In nome dei familiari, degli amici e dei conoscenti di Aneliya Dimova, esprimo un forte senso di gratitudine e ringrazio i Carabinieri della stazione di Belvedere Marittimo, i Carabinieri del Comando di Scalea, la Procura della Repubblica di Paola per l’impegno profuso che ha condotto, in breve tempo, a questo primo importante risultato.
Risultato che, se restituisce alla comunità di Belvedere, tanto scossa da questo ennesimo tragico evento, un minimo di serenità, certamente non restituirà Aneliya all’affetto dei suoi familiari.
Don Gianfranco, parroco della chiesa madre della Marina di Belvedere, ha, in varie sedi, stigmatizzato il comportamento di quella parte della comunità di Belvedere Marittimo che, prima che le indagini individuassero un presunto colpevole, ha attribuito responsabilità a persone che nulla avevano a che fare con l’accaduto.
Ebbene, anche in questa successiva fase delle indagini, taluni cittadini di Belvedere fanno allusioni e, questa volta, tentano di infangare la memoria di Aneliya, una donna il cui solo errore è stato quello di trovarsi nel posto sbagliato nel momento sbagliato.
Mi sono giunte voci di commenti, di taluni, poco edificanti sulla persona di Aneliya che tendono a descriverla come persona di facili costumi e/o comunque legata ad ambienti malavitosi.
In coscienza smentisco categoricamente queste voci e informo che, nel caso venissi in possesso di validi elementi probatori, sporgerò formale querela nei confronti delle persone responsabili, per tutelare la memoria di Aneliya.
Si smetta di infangare la memoria di chi non può difendersi, si smetta di quasi giustificare quanto di terribile è accaduto tentando di trasformare in responsabile chi invece è purtroppo la vittima.
Aneliya era una donna che si era ben inserita nel tessuto sociale di Belvedere.
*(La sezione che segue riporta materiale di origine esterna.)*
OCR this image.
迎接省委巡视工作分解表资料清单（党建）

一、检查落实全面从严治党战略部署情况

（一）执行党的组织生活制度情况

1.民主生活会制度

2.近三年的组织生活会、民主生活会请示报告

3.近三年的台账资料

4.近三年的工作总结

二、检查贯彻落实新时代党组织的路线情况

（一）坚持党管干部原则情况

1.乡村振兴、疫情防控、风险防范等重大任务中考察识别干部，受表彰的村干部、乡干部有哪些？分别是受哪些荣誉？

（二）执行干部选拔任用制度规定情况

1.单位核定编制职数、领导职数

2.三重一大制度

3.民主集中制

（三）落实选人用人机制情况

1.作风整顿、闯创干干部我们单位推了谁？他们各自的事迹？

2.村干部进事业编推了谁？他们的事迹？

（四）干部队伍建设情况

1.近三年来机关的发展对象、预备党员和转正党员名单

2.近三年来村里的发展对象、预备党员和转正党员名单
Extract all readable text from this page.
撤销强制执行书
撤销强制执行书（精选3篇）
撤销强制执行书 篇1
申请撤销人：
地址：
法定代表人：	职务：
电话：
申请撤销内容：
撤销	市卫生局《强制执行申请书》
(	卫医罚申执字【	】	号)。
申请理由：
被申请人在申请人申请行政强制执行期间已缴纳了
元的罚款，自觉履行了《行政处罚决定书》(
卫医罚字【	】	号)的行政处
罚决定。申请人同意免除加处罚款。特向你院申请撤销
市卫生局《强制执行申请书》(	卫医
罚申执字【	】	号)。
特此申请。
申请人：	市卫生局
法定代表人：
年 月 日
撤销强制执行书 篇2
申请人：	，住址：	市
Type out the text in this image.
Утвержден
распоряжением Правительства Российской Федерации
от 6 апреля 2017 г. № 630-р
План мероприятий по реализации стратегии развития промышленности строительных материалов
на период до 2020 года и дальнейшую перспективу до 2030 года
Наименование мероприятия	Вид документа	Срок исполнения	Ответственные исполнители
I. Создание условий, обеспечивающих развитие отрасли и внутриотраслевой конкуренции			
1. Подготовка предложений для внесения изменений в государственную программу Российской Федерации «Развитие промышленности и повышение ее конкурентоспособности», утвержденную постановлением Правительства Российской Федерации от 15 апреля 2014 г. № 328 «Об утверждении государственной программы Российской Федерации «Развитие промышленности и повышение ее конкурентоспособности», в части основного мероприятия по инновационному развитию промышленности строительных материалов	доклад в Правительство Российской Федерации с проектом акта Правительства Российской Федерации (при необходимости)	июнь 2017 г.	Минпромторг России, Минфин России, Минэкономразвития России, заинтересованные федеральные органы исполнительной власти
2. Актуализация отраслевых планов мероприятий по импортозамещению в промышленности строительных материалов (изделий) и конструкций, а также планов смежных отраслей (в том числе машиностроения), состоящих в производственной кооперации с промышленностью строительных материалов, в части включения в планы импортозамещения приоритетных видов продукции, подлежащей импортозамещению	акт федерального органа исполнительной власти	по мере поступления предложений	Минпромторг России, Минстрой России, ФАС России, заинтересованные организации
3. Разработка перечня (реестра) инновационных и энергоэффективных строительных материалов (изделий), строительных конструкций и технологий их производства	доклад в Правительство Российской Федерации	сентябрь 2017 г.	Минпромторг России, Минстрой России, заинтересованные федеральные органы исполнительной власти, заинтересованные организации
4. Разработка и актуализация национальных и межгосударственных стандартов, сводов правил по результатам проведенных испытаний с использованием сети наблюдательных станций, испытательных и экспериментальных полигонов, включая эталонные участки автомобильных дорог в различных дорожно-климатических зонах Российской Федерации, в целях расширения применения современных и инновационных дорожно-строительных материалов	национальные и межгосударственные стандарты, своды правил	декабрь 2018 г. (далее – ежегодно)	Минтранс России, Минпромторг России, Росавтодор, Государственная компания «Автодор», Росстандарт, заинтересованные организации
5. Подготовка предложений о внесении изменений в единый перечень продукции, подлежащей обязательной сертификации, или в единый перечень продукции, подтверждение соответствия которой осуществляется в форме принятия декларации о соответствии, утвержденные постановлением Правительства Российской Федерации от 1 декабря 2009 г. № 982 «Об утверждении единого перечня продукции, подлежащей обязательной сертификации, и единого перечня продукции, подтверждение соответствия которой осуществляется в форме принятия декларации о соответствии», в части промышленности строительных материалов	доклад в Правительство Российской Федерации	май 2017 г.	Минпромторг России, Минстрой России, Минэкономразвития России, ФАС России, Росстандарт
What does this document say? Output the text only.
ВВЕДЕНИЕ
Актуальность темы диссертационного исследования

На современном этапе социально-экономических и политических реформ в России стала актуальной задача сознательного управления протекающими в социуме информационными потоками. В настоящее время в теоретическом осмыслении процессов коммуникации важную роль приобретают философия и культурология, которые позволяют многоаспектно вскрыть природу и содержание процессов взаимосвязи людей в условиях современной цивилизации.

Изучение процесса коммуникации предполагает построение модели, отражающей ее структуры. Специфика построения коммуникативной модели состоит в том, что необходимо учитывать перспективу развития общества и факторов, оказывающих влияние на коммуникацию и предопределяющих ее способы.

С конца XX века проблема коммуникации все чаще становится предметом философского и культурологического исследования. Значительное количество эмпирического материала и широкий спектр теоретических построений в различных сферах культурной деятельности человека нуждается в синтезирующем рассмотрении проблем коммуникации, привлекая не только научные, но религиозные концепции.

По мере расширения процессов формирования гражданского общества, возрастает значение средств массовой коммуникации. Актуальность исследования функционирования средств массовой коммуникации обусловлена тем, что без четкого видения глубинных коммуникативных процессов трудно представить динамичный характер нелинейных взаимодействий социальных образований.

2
Si distingueva per la sua gentilezza, per la sua educazione, per la sua pacatezza, per il suo rispetto verso tutto e tutti. Era molto apprezzata e ben voluta da tutti per la sua semplicità, per la sua disponibilità e per l’attaccamento al lavoro che le permetteva di aiutare economicamente i propri congiunti in Bulgaria.
Questa era Aneliya una donna che non meritava di finire così tragicamente la sua esistenza e che non merita una seconda condanna.